We don’t need the four horsemen to know the end is near. There are plenty of other signs foretelling the downfall of civilization.
Before “Sharknado 2” has even hit the airwaves this July, Syfy has announced “Sharknado 3” is set to premiere the following summer.
There is campy bad, and there is just plain bad bad. “Sharknado” fancies itself the prior.

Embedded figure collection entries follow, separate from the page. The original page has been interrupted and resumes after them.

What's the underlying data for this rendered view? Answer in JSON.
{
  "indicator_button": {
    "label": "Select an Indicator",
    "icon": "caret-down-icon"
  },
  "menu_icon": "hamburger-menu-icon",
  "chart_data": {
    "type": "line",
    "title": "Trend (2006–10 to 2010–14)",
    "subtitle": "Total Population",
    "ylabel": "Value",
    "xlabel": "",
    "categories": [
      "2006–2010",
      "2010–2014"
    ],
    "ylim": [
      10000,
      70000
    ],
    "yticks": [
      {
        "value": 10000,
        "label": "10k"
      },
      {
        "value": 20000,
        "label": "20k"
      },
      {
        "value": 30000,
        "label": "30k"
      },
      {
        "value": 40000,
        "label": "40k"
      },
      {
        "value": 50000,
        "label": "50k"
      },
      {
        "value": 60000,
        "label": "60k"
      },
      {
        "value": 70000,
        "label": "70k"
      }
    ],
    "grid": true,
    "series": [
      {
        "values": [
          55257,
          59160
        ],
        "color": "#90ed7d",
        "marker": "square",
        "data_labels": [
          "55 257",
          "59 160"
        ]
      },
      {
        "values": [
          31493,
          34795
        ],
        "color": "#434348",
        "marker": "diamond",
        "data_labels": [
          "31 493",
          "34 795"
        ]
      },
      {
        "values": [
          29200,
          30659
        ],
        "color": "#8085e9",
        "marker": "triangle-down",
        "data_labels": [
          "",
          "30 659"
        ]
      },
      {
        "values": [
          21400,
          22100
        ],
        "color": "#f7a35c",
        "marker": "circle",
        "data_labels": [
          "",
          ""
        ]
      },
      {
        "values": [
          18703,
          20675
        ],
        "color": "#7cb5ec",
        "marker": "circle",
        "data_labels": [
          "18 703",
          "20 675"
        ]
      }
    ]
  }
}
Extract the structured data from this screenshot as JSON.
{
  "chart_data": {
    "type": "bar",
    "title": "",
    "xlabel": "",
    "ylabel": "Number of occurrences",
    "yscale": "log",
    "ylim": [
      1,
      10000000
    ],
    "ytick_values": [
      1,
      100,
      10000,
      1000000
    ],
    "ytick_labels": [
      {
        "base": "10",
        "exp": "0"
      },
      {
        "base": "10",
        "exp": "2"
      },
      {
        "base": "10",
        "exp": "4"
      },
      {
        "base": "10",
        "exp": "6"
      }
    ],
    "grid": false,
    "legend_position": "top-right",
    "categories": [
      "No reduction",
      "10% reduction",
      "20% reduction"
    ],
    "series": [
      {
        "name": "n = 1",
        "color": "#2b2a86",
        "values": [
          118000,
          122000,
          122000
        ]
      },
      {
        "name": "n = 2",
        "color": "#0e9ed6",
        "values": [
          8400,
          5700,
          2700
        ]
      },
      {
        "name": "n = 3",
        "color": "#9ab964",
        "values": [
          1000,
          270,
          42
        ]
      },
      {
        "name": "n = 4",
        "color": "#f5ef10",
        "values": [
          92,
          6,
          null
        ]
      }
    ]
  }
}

Ummm, no.
The original “Batman” TV series starring Adam West was campy.
“Get Smart” was campy.
This is nowhere near as much fun. (Now, if a shark drives away in the Batmobile while chatting on his shoe phone, we’ll talk.)
Another high-point in broadcasting history, “Wife-Swap,” is unfathomably still on the air.
At least, after featuring such “celebrities” as Dweezil Zappa, Robin Leach and Andy Dick, they seem to be running out of celebrity wives to swap.
A recent episode featured “Angie Stone, Entertainment Icon.” I’m sorry, entertainment what?
With trashy shows like this to look forward to, maybe the apocalypse isn’t such a bad thing.
There is a glimmer of hope, however: “Bad Teacher,” quite possibly the worst nonreality programming of the past few seasons, has been, thankfully, put out of our misery.
If this is all too depressing and you decide to end it all without waiting for the actual apocalypse, which, according the sign guy on the street corner, is scheduled for November, might I suggest a steady diet of fast food.
One famous chain’s heart-stopping “Double Down” entree features cheese, sauce, two “sizzling” strips of bacon surrounded by two pieces of fried (of course) chicken.
A daily diet of this delicacy with over 1,380 milligrams of sodium, 150 milligrams of cholesterol and 32 or 37 grams of fat (depending on whose website you believe), and you won’t be able to outrun a sloth, let alone one of those ominous horsemen.